Pour comprendre les besoins spécifiques de ce territoire, doté de nombreux atouts, il faut se reporter à son histoire et aux difficultés de gouvernance qui, à plusieurs reprises, l'ont fragilisé.

Au milieu des années 1950, l'État décide de doter la capitale d'un grand centre d'affaires, à l'architecture moderne, comme en témoigne le dôme du CNIT ou la dalle sur laquelle sont progressivement construites les tours qui en constituent le paysage actuel : ces éléments, qui tranchent avec le style haussmannien du quartier de l'Opéra, deviennent le symbole même de la réussite de La Défense.

Conçue comme un quartier monofonctionnel dont les accès sont tournés vers la capitale, La Défense intègre toutefois plus difficilement les territoires qui l'environnent à sa dynamique. Plusieurs difficultés vont alors progressivement émerger. En premier lieu, les collectivités, sur le territoire desquelles se situe ce quartier, peu associées à son aménagement, ne souhaitent pas en assurer la gestion, ni financer l'entretien des ouvrages existants. L'État décide alors que l'établissement public chargé de l'aménagement, l'EPAD – Établissement public pour l'aménagement de la région de la Défense –, devenu en 2015 l'EPADESA – Établissement public d'aménagement de la Défense Seine Arche –, exercera cette mission ; toutefois, il n'attribue pas les ressources nécessaires à l'établissement public, qui se finance principalement sur la vente des droits à aménager, dont le produit est insuffisant pour couvrir sa mission principale et celle complémentaire d'entretien des ouvrages. En conséquence, en l'absence d'investissements réguliers, le quartier se détériore, et le coût des travaux à réaliser augmente fortement.

La Cour des comptes a dénoncé à plusieurs reprises cette situation, notamment dans un référé de 2007 et dans ses rapports publics annuels de 2013 et de 2015. Elle a notamment souligné que la création en 2007, à la suite d'une initiative parlementaire, d'un nouvel établissement gestionnaire, rebaptisé Defacto en 2010 et dont la gouvernance est confiée au département des Hauts-de-Seine et aux communes de Courbevoie et de Puteaux, n'avait pas résolu le problème majeur du financement des investissements à réaliser. En effet, Defacto, le gestionnaire, et l'EPADESA, l'aménageur, ne parviennent pas à s'entendre sur la répartition des charges leur incombant : les investissements, devenus entre temps urgents, continuent donc d'être repoussés.

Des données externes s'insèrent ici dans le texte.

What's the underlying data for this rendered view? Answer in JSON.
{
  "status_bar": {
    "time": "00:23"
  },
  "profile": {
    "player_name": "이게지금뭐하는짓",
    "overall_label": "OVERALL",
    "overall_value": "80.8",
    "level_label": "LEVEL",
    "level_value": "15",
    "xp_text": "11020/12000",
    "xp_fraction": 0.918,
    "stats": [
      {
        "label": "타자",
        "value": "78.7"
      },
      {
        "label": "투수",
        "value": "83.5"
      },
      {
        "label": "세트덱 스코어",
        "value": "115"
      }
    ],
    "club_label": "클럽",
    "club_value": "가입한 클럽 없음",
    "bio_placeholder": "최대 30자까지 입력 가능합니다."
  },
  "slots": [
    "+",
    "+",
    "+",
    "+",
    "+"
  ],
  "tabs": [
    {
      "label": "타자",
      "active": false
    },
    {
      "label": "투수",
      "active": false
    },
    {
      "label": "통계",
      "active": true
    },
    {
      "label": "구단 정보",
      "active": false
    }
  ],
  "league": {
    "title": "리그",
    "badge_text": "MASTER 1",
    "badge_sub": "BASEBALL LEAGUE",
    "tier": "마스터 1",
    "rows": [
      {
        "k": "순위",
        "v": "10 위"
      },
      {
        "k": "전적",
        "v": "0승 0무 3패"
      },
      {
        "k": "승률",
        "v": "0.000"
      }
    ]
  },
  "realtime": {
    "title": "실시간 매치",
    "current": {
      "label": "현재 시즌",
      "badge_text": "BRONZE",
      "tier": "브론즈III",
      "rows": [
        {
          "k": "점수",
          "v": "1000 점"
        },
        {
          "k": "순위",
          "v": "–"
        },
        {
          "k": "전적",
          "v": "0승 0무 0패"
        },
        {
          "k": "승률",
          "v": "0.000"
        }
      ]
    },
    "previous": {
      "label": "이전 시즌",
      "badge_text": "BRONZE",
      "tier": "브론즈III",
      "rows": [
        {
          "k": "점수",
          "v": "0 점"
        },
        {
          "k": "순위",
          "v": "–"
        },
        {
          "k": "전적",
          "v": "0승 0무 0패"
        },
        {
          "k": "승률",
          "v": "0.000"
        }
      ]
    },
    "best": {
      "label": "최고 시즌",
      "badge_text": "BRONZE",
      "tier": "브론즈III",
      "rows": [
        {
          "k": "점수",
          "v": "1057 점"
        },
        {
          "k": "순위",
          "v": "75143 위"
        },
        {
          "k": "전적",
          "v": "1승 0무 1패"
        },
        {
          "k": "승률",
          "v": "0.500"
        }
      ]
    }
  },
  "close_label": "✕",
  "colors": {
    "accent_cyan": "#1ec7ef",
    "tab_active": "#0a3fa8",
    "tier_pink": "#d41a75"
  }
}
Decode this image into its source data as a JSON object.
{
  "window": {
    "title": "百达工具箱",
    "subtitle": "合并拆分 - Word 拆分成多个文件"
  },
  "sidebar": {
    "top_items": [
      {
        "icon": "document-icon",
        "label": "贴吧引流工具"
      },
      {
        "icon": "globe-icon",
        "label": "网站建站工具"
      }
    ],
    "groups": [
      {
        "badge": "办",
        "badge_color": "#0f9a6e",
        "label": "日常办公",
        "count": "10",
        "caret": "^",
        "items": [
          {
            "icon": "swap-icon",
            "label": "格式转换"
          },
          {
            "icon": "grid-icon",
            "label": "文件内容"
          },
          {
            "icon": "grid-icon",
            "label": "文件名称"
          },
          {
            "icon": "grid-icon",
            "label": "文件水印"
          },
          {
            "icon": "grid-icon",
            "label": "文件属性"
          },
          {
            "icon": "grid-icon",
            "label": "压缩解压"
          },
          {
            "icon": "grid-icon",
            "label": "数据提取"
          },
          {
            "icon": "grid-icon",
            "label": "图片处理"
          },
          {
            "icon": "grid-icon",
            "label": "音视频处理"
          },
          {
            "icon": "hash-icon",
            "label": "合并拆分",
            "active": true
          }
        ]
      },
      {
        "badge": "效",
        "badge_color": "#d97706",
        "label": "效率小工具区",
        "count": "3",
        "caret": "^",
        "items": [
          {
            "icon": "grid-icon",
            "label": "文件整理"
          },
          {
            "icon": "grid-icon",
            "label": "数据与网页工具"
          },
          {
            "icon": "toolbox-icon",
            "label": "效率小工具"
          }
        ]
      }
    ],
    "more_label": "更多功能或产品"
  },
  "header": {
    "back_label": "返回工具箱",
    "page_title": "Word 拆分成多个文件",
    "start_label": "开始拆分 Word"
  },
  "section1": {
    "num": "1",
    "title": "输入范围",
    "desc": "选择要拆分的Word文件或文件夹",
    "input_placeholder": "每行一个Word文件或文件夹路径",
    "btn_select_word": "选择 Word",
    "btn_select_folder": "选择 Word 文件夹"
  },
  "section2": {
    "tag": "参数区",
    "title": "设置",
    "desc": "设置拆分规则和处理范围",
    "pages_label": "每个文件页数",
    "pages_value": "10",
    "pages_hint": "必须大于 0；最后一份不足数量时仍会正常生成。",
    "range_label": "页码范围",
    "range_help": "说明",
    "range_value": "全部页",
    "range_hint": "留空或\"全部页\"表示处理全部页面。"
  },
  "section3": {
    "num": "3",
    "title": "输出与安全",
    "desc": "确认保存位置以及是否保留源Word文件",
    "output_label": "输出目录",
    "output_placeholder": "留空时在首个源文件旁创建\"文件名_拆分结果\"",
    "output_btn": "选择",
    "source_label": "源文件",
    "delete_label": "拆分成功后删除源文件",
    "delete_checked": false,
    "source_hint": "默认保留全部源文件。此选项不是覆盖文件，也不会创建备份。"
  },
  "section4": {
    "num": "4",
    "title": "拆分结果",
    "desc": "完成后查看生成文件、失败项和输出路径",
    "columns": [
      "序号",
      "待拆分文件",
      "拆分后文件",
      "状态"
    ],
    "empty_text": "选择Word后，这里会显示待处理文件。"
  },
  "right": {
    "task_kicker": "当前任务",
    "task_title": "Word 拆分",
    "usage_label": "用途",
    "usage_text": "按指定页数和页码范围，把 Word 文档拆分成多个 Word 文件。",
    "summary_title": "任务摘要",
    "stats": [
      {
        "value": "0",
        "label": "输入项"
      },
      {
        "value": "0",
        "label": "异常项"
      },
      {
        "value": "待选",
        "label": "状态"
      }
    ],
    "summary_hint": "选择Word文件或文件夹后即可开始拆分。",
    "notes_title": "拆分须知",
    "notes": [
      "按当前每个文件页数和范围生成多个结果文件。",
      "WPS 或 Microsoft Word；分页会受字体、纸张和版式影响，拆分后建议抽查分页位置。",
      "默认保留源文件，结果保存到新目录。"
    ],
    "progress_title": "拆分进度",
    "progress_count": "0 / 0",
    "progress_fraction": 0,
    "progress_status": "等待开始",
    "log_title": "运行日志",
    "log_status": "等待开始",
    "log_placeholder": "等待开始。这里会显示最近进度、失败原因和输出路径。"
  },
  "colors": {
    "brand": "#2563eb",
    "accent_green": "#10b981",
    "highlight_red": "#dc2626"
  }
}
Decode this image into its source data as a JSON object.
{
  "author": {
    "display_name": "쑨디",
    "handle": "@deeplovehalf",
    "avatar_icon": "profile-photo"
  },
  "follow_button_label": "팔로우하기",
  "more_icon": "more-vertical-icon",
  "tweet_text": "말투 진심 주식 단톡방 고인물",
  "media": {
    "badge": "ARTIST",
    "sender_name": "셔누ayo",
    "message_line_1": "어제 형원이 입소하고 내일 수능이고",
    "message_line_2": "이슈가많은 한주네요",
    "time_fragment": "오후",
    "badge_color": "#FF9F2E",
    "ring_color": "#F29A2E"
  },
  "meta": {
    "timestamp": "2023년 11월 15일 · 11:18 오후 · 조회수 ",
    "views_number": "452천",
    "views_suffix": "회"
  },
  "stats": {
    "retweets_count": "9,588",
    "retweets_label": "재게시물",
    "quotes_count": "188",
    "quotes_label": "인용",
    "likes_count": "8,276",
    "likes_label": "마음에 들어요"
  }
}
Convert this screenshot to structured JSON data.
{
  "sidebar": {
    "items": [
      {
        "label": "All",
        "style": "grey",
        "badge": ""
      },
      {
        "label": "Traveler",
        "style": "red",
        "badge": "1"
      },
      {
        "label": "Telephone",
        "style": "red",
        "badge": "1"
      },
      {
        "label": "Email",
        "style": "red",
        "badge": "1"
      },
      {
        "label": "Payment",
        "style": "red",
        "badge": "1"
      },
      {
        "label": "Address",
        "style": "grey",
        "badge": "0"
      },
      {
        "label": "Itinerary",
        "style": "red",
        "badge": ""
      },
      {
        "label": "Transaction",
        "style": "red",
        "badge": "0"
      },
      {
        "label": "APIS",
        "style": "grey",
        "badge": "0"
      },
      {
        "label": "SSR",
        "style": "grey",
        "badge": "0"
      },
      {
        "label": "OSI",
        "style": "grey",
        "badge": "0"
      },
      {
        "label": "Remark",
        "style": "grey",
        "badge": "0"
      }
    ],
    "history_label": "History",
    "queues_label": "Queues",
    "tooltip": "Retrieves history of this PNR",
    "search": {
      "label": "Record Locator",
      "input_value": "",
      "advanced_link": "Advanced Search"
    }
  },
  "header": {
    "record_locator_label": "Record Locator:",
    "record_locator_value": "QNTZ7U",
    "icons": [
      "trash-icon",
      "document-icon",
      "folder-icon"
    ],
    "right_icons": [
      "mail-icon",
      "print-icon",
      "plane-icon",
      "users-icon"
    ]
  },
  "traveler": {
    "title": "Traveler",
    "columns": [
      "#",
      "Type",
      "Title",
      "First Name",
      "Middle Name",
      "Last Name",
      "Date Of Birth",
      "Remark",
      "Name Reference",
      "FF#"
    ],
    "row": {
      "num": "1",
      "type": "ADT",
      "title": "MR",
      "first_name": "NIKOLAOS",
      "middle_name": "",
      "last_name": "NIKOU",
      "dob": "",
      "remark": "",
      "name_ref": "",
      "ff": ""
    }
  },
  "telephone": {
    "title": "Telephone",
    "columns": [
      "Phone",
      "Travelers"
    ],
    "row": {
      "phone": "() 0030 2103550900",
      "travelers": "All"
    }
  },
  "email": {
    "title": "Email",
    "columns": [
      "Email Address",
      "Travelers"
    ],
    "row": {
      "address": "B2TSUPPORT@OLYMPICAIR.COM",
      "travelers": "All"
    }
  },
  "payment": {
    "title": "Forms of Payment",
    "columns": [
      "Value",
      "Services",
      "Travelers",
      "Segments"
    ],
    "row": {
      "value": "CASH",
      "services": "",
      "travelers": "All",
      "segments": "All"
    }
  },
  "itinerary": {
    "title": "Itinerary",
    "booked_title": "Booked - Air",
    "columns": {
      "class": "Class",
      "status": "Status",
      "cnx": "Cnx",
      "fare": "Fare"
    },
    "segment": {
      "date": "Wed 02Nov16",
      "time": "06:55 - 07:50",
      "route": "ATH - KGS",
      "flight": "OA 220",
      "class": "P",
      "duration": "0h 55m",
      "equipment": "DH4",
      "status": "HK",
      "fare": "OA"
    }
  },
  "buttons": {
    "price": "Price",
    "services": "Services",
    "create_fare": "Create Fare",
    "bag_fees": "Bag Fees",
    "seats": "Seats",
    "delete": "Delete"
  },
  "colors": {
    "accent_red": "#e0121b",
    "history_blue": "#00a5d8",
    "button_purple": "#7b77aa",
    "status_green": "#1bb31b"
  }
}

C'est dans ce contexte que le préfet d'Île-de-France de l'époque, M. Jean-François Carenco, a été missionné par le Gouvernement pour définir une nouvelle gouvernance et apporter une solution au financement des investissements à réaliser. Sur la base de ses conclusions, une réforme fut annoncée en octobre 2015, qui conduisit, à la suite de longues concertations avec les deux établissements et les collectivités concernées, à l'habilitation accordée au Gouvernement par l'article 55 de la loi sur le statut de Paris du 28 février 2017, puis à l'ordonnance du 3 mai que nous nous apprêtons à ratifier.

Cette réforme me semble à la fois pragmatique – j'insiste sur ce point –, respectueuse des collectivités concernées et conforme aux demandes pressantes des usagers de La Défense.

Elle prévoit en effet, en premier lieu, de fusionner les deux établissements au sein d'un nouvel établissement public dénommé Paris La Défense, dont la gouvernance décentralisée est confiée à un chef de file, le département des Hauts-de-Seine, qui aura pour mission de fixer une stratégie de développement et d'assurer entre toutes les collectivités concernées la coopération territoriale qui a souvent fait défaut par le passé.

En second lieu, elle permet d'assurer le financement pérenne des investissements les plus urgents à réaliser, en rendant obligatoire l'adoption d'un programme pluriannuel d'investissements, dont le montant ne pourra être inférieur à 360 millions d'euros pour une période de dix ans.

Je tiens à préciser que l'ordonnance a pour mérite de laisser aux collectivités toute la souplesse nécessaire pour s'entendre sur le rôle et l'engagement de chacune d'entre elles dans ce projet, qui n'est plus seulement un projet d'État, même s'il porte une ambition nationale à laquelle nous sommes nombreux à être attachés, mais aussi un projet de territoire visant à désenclaver La Défense, à la moderniser et à la rendre plus accueillante, dans la continuité de projets qui témoignent de cette nouvelle orientation, comme l'U Arena ou les Jardins de l'Arche.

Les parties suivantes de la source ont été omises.